2. Drinks. Watermelon is practically a beverage already, but it’s also a natural in cocktails and nonalcoholic drinks. You can mix up a Mexican-style agua fresca with lemon juice and mint. What’s Cooking in America makes the novel suggestion of blending watermelon puree with rosewater and lime juice. Imbibe magazine offers a spicy watermelon margarita recipe for those who like that hot-cold, salty-sweet combination. Or just cut to the chase and spike the whole melon with vodka (recommended only if you have a large group of friends to help finish it off).
3. Soups. The most ubiquitous summer soup isn’t necessarily made with tomatoes; a watermelon-cucumber gazpacho from Salon comes with a Spanish cultural history lesson. I’m intrigued by the addition of buttermilk and rosewater (apparently not as novel an ingredient as I thought) in a Bulgarian chilled watermelon soup. Thai-spiced watermelon soup with crabmeat from Epicurious also sounds delicious.
4. Dessert. Watermelon only needs the slightest nudging to be taken into the dessert category—Wicked Good Dinner explains how to make a watermelon granita by simply freezing the pulp with some salt and sugar and adding fresh basil. “Watermelon” ice cream pie is adorable but it’s made with lime and raspberry sherbet; Emeril Lagasse offers a recipe for real watermelon-flavored ice cream with chocolate chips (they look like seeds).

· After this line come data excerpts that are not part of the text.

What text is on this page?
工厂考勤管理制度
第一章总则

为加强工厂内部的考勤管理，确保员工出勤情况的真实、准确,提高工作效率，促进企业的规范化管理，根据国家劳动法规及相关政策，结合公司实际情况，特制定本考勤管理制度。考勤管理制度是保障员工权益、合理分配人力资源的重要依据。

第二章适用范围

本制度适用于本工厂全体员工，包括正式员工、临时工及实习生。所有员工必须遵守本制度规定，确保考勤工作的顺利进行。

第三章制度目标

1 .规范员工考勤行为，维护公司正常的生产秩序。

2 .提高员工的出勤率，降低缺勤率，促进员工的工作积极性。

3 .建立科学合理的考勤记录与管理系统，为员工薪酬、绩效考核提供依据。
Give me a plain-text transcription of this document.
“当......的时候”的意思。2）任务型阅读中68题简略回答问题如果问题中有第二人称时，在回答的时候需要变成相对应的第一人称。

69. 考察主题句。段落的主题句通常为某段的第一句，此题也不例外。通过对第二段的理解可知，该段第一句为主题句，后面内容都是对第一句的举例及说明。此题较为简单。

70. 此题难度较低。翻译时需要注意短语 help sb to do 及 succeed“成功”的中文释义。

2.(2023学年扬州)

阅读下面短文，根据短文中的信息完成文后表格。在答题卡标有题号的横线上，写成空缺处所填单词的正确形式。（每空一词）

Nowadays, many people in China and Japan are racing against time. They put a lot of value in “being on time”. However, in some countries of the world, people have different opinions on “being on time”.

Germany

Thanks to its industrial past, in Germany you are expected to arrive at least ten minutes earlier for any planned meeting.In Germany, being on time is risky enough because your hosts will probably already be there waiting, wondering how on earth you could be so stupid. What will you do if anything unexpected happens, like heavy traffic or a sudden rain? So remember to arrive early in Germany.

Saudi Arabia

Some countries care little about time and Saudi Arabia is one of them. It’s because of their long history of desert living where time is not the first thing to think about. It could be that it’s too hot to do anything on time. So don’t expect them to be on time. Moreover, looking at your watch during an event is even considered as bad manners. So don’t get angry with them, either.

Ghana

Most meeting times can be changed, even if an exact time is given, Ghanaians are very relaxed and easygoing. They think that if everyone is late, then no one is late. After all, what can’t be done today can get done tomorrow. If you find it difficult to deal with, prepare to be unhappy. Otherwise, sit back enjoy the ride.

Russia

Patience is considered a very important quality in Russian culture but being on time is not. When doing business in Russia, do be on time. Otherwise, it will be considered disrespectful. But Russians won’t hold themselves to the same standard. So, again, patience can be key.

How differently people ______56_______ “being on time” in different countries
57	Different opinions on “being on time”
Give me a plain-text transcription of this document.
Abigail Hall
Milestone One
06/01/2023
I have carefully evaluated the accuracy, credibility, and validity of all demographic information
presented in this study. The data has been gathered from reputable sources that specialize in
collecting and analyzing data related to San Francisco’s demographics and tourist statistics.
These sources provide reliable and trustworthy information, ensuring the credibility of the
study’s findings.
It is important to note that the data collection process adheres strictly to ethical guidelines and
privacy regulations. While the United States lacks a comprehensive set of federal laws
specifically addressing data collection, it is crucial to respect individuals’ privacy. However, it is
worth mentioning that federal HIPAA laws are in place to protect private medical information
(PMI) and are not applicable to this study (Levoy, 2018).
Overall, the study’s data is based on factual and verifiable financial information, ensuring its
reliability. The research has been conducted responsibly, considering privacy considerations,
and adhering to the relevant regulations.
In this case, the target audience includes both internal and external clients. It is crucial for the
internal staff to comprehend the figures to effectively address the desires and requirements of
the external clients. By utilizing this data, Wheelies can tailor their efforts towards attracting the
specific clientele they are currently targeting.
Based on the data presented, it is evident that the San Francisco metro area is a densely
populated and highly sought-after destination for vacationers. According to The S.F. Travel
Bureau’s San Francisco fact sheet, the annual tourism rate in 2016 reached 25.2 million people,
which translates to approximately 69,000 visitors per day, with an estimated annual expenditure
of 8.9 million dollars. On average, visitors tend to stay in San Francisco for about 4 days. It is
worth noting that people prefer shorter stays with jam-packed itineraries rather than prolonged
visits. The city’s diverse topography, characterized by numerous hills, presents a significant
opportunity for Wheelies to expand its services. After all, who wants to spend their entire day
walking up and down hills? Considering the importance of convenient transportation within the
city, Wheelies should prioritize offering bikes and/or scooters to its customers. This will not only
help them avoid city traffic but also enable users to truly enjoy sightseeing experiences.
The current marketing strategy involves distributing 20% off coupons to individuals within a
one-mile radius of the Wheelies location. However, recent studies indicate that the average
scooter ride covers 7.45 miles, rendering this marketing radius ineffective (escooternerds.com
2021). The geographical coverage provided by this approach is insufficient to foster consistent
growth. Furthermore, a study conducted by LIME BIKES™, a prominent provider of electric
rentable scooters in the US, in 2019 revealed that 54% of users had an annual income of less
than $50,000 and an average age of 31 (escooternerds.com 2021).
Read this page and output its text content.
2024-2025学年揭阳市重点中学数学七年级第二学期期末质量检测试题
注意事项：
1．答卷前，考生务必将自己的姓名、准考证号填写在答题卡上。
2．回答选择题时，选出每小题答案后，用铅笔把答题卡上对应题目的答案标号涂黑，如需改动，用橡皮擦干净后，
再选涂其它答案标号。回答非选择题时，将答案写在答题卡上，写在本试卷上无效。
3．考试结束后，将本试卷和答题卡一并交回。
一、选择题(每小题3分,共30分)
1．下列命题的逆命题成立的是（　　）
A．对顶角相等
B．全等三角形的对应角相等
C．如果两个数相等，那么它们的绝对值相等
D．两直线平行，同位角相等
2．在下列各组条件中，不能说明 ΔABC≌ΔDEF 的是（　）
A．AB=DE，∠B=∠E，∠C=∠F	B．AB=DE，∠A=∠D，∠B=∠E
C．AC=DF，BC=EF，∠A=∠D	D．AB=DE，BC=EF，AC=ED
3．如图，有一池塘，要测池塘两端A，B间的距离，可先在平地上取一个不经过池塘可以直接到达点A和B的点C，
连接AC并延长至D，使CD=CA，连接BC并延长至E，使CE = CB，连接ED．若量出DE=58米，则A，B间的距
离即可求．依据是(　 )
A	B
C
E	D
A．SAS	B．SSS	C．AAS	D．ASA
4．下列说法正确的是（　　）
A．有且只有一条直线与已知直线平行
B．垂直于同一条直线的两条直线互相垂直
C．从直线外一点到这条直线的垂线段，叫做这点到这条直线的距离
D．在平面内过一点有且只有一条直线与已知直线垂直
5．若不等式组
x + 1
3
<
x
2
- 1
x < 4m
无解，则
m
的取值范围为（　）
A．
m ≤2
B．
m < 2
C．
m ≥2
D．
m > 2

5. Pickled. You don’t have to be a freegan to want to minimize food waste. Why throw away all that watermelon rind when it only takes a couple of days or so to turn it into pickles? Seriously, according to The Bitten Word, they’re not very complicated to make, and if you’ve never tasted sweet-sour pickled watermelon rind you are missing out on one of the triumphs of southern pickling. Pickled pig’s feet, on the other hand, I’m not so sure about.